How to Get Sole Custody in Florida: Legal Advice For 2020
Florida custody law starts with the presumption that it is in the best interests of children to have substantial quality time with each parent. A custodial parent seeking sole custody rights is asking the court to restrict or deny the visitation rights of one parent. As such, the parent must show that the restriction is necessary to protect the child.
Getting Sole Child Custody In Florida Is An Extreme Remedy
In most cases, the court will order specific conditions that the parent must meet in order to come back to court to address custody issue. This puts the burden on the questionable parent to prove themselves by doing certain acts. If the parent proves himself or herself, then the court will allow them to come back and ask for a regular time-sharing schedule again.
For example, consider the case of the drug-addicted parent. The other parent has shown the court that the drug-addicted parent is a danger to the child welfare and emotional well-being, and that parental rights should be restricted. The family law court agrees, ordering sole custody of the child with the non-drug addicted parent.
The court will go further and list what the drug-addicted parent can do to prove himself or herself to the court. The court will (obviously) order the drug-addicted parent to submit to random drug screenings for a substantial period of time, generally between six and 18 months.
The court will also often order counseling and treatment for an extended period of time. This way, not only is the drug parent proving him or herself by attending treatment, but there is a third-party professional counsel who can report to the court if needed to advise on how well the parent has done and if the parent is ready to participate in custody agreement.
In other cases, the court can order temporary suspension of timesharing for a period of time in order to promote a positive impact on the child.
In one example from a Hillsborough court, the trial judge found that the mother was alienating the children from the father. The children were both teenagers. The father provided expert testimony that the alienation could best be solved by a temporary suspension of the mother’s timesharing. The trial judge listened to the expert, suspended the mother’s timesharing, and gave the father sole legal and physical custody and child support for a period of three months. At the end of the three months, the judge set a hearing to readdress the situation.
While extreme, this example does show that judges have a wide discretion to restrict or deny timesharing. They key is to recognize the judge does have to back up their decision with a written custody order or else the order will be violating the child custody law. Therefore, the party requesting sole parental responsibility needs to build a strong custody case.
What To Show The Judge
The parent requesting sole custody must show that it is in the best interest of the child is to severely minimize the amount of time the other parent has with him or her. The burden of proving this falls on the requesting parent.
In general, these cases fall in one of four types of categories: drug abuse, domestic violence, mental health issues, or child abuse and neglect.
Drug Abuse And Addiction
A parent has a good shot at getting 100% timesharing of a child when to do so will protect the kids from a drug-addicted parent. A parent suffering from drug addiction will often be unable to fully care for themselves, let alone another child. And there’s a common understanding among the courts that an addict should be focusing on themselves and getting better before trying to spend substantial time with their child(ren).
Proving drug or alcohol addiction or abuse can be done in a couple of ways. First and foremost, the parent with a good faith basis can request that the court order a hair follicle test or urine test of another parent in a contested custody case. The divorce attorney will file a written motion citing the relevant law that allows this type of relief and set a hearing in front of the judge.
In some cases where a guardian ad litem or child custody arrangement evaluator is appointed to help determine child custody, the guardian can show up with the drug test and request the non-custodial parent to submit. This puts the parent in a sticky scenario. The parent could argue that privacy concerns should outweigh the need for a drug test, but the guardian or child custody evaluator has a lot of say in what the final parenting plan will be for the children. A guardian or custody evaluator will only ask for a drug test if they think it’s warranted. So if a parent denies and refuses to take a drug test, it won’t look good at the end of the day in the child well-being and custody report.

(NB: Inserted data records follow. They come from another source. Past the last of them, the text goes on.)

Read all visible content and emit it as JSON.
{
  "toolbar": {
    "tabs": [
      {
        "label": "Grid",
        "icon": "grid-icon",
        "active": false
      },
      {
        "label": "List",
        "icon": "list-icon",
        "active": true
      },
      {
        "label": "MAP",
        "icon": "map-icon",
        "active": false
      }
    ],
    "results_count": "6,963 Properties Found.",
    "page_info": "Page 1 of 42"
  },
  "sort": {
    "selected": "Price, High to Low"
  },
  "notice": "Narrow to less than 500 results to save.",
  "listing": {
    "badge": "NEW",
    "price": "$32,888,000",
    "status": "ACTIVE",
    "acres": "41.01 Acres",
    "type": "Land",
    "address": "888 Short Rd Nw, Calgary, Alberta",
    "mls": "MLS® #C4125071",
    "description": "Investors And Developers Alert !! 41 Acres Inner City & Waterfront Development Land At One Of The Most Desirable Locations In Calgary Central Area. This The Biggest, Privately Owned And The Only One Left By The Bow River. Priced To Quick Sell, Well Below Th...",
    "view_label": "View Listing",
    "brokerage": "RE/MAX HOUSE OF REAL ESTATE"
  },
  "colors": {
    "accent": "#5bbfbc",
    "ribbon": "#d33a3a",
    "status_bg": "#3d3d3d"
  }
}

Details of the drug test: there are independent labs in every city in Florida that can take a sample of urine and either a three-panel or five-panel hair follicle test. They will take a long enough piece of hair, and if the parent has shaved or cut their hair short, they can even take a piece of arm hair to run the test. Some of these labs will do the test on-site and other labs will ship the hair or the urine out to another facility. The results are then sent usually to the attorneys to review.

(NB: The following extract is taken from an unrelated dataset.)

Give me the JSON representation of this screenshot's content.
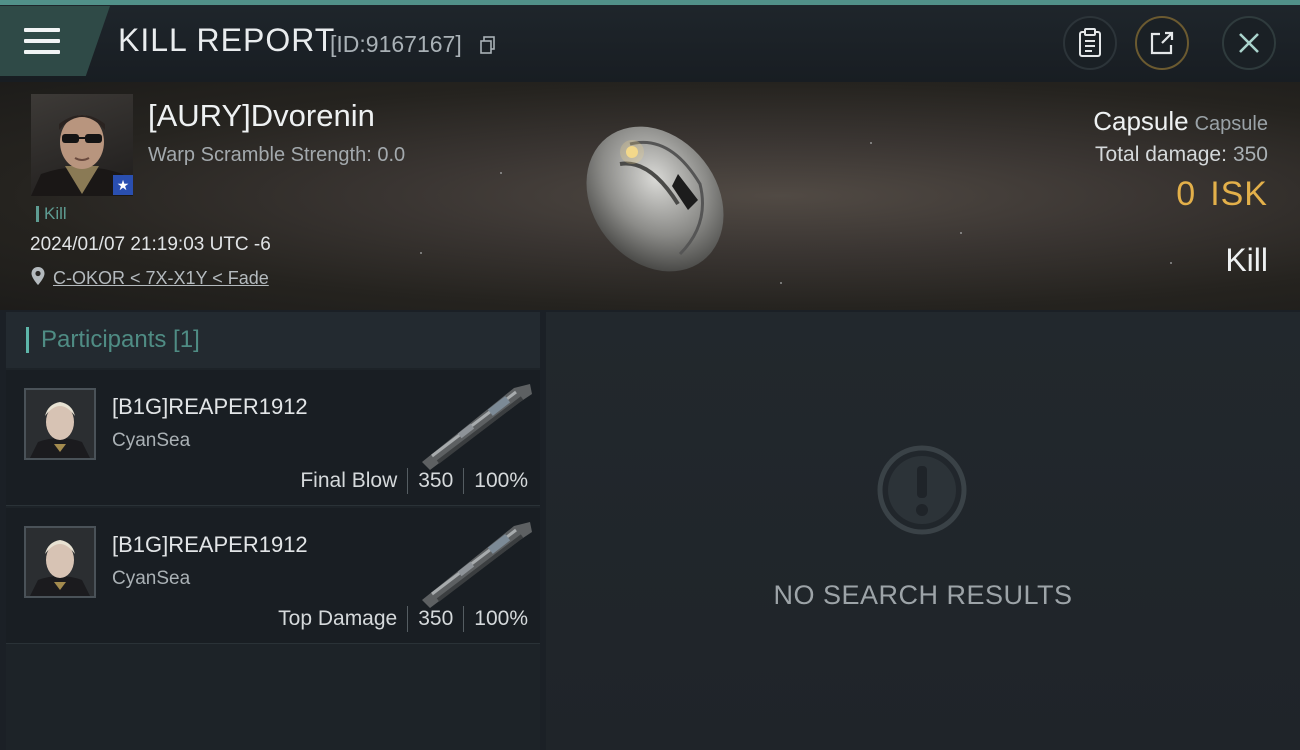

Some substances, like alcohol, can be much more difficult to test with hair follicle testing. However, the technology continues to improve, and at this point, hair follicle test for alcohol abuse can show whether the user is a mild, medium, or heavy abuser of alcohol.
When trying to prove drug abuse or addiction, the requesting parent can also use a private investigator. In some cases, these investigators can interview witnesses to learn more about the parent’s behavior. They can use video to record a parent if a parent might be engaging in illicit behavior in a public place. And they can also use trash pools, where they go through the trash that a parent leaves out at the curb on trash day. If a trash pull shows that a single parent who is now living by themselves goes through four bottles of wine every two or three days, that sort of indirect evidence can help support the idea that that parent is a substance abuser.
Domestic Violence Or Physical Abuse
Any abusive parents may find themselves with their timesharing restricted or denied.
Florida courts recognize domestic violence not just of the abused, but often the children of the abused. The courts can restrict joint legal custody if there is domestic abuse in a relationship between two parents if the children witnessed or were otherwise around during the abuse.
In Florida, if one parent is convicted of domestic battery or other domestic crimes that are a first-degree or higher offense, the courts will presume that the convicted parent shouldn’t have any joint custody with the children and make the convicted parent overcome that presumption with evidence.
Proving that the domestic violence is an issue in the case that requires restricting timesharing is a little more difficult than proving drug abuse cases, as there is not a scientific test that proves physical abuse. Rather, physical abuse is often proven through the testimony of the abused spouse, testimony of any third parties that witnessed the abuse, and corroborating evidence like pictures of bruises and other injuries. While these cases can certainly be proven to a judge, it is important to recognize the “he said, she said” nature of winning these custody cases.
For example, in a recent domestic violence case where joint legal custody was an issue, we represented a battered spouse and the husband completely denied ever harming her.
Our client was certainly believable but had a difficult time testifying and telling the judge her story because of the emotional complexity of the case. At one point, the husband was arrested for domestic violence when cops came on the scene and saw the wife with scratch marks and bruises. However, the state attorney ultimately dropped these charges.
We were able to boost her credibility in court by bringing in the investigating officer who made the arrest. Even though the state attorney had dropped the charges, the arresting officer had written a police report and noted visually seeing injuries on the spouse. He then was able to testify in court that he saw these injuries on the spouse when he arrived on scene, along with our client shaking, being nervous, and other observations that suggested that the husband was physically violent with the wife. The husband also had a knack for apologizing after committing acts of violence on the wife. The wife was able to gather various text messages and Facebook messages that showed the husband been apologizing for his ill actions.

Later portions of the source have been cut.